Il espère réussir mieux que son prédécesseur ; il échoue comme lui ; les nègres se montrent même plus mutins encore. L'habitation est mise en vente une troisième fois. Aucun acquéreur ne se présentait, tant elle était discréditée, lorsque M. de... l'obtint pour une somme très modique. Cette somme paraissait comme perdue aux yeux des amis de M. de... mais il avait fait son calcul. Il s'établit sur les lieux; il envoie les nègres au travail et les accompagne lui-même bien armé. Leur goût pour la paresse et leur esprit de mutinerie se manifestent bientôt. Monsieur de... tranche la tête lui-même à celui qui paraît être le principal instigateur du désordre. Cet exemple de férocité ne suffit point; une seconde tête tombé. Ce n'est point assez encore. Il fait creuser une fosse profonde et enterrer jusqu'au cou deux ou trois nègres. En cet état, on leur donne de la nourriture assez pour prolonger leur supplice et pour attendre qu'ils soient dévorés tout vivants par les vers. Depuis, l'habitation prospéra, et M. de… était, quand la révolution vint, un des riches propriétaires de la contrée."'
»Il faut avouer qu'on ne reproche rien de semblable aux Espagnols. Le sort des nègres, dans l'île de Cuba, est beaucoup moins à la merci des blancs, avares et cruels, qu'il ne l'était à Saint-Domingue, et qu'il ne l'est de nos jours même à la Louisiane, où se trouve, à ce qu'on m'a dit, un homme d'aussi dure constitution que M. de..., et c'est encore un Français. J'en serais fâché pour vous, mon ami, si les torts pouvaient être autrement que personnels, et si votre nation d'ailleurs n'était pas une de celles qui présentent le plus de contrastes.

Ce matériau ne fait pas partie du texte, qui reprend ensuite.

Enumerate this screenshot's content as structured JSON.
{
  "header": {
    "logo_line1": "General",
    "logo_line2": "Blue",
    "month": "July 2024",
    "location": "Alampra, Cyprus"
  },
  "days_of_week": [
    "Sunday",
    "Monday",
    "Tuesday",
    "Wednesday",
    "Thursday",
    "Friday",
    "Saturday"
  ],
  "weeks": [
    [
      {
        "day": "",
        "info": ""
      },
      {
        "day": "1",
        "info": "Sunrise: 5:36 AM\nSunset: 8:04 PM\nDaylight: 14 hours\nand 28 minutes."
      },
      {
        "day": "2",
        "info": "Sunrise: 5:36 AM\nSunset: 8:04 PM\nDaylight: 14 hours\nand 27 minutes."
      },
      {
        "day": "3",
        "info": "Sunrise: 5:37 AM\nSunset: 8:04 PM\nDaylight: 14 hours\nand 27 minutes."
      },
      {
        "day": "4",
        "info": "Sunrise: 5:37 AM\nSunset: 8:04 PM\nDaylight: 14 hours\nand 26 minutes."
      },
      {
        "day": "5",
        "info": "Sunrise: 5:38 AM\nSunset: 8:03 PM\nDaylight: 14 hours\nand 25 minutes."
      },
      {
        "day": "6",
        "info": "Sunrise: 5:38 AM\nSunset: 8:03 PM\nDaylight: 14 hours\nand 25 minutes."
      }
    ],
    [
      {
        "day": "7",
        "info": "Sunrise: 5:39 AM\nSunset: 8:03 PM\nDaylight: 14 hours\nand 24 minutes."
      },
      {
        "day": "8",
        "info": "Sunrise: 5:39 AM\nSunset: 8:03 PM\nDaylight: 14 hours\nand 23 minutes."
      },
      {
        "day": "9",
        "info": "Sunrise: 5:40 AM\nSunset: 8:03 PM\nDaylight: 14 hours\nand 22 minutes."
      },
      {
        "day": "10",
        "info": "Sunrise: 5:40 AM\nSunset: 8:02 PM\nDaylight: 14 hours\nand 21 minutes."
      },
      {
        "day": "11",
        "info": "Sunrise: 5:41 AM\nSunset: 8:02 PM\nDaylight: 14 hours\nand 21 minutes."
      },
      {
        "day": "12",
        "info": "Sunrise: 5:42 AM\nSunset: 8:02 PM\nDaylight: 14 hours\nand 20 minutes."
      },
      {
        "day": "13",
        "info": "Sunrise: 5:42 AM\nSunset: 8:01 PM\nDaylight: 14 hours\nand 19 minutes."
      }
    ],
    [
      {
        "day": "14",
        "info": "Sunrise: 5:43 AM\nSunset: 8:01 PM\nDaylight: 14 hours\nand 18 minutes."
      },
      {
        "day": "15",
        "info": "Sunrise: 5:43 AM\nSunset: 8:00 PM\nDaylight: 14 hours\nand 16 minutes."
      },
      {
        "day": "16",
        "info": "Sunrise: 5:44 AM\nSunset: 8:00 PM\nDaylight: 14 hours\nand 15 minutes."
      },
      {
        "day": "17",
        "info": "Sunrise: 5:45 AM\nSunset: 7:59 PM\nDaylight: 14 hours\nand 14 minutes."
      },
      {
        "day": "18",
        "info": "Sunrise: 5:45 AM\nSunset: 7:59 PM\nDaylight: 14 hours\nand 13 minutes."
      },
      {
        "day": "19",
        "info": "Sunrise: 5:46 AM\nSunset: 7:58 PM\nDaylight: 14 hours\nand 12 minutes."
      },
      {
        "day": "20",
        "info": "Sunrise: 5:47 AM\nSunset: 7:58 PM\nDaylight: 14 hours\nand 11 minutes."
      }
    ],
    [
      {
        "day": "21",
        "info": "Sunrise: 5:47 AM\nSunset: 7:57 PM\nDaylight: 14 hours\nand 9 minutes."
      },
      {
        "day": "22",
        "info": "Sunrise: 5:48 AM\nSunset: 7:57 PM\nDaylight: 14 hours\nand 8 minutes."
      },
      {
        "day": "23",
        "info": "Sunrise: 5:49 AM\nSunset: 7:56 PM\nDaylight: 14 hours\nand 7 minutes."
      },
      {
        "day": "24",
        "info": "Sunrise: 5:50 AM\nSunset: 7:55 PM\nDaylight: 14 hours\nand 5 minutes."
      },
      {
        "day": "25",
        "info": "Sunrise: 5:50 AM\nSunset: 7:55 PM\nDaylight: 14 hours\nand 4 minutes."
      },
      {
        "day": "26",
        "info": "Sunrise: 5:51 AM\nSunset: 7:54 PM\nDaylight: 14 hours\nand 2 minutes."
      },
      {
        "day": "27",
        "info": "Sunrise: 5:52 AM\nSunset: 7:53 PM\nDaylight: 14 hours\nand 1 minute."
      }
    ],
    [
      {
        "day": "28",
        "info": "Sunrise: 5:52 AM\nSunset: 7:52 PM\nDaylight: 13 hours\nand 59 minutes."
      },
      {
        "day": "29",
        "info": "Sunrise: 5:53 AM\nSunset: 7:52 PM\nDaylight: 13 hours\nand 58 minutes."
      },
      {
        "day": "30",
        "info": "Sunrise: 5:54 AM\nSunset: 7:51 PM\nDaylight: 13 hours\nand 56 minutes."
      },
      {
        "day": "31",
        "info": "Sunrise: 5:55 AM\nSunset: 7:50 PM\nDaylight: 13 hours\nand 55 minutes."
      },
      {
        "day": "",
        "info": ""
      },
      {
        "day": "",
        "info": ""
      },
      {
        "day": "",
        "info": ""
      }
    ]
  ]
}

»En considérant la conduite diverse des Européens dans le nouveau monde, je crois avoir remarqué chez les Espagnols quelque chose de bien singulier : c'est que leurs torts à l'égard des esclaves viennent encore plus de paresse et d'insouciance que de férocité. Je vois une preuve de cette insouciance native dans un réglement très ancien d'après lequel les alcades ordinaires sont obligés de visiter chaque année les habitations, et de voir si on n'y manque pas des ustensiles de cuisine et des instruments aratoires les plus nécessaires; s'il y a un chat, un chien, un coq et des poules. Ces visiteurs ont droit a un honoraire de quatre réaux ou d'une poule, et leur tournée est appelée visita de la gallina, visite de la poule. Aujourd'hui ils ont une mission un peu plus importante : ils doivent s'informer si les esclaves ne sont pas maltraités, si on les soigne convenablement dans leurs maladies; ils doivent tenir la main à ce que les habitations considérables aient un médecin et une pharmacie ; ils doivent examiner si les esclaves sont instruits dans les principes les plus essentiels de la religion. Oh ! si tous les réglements paternels étaient exécutés !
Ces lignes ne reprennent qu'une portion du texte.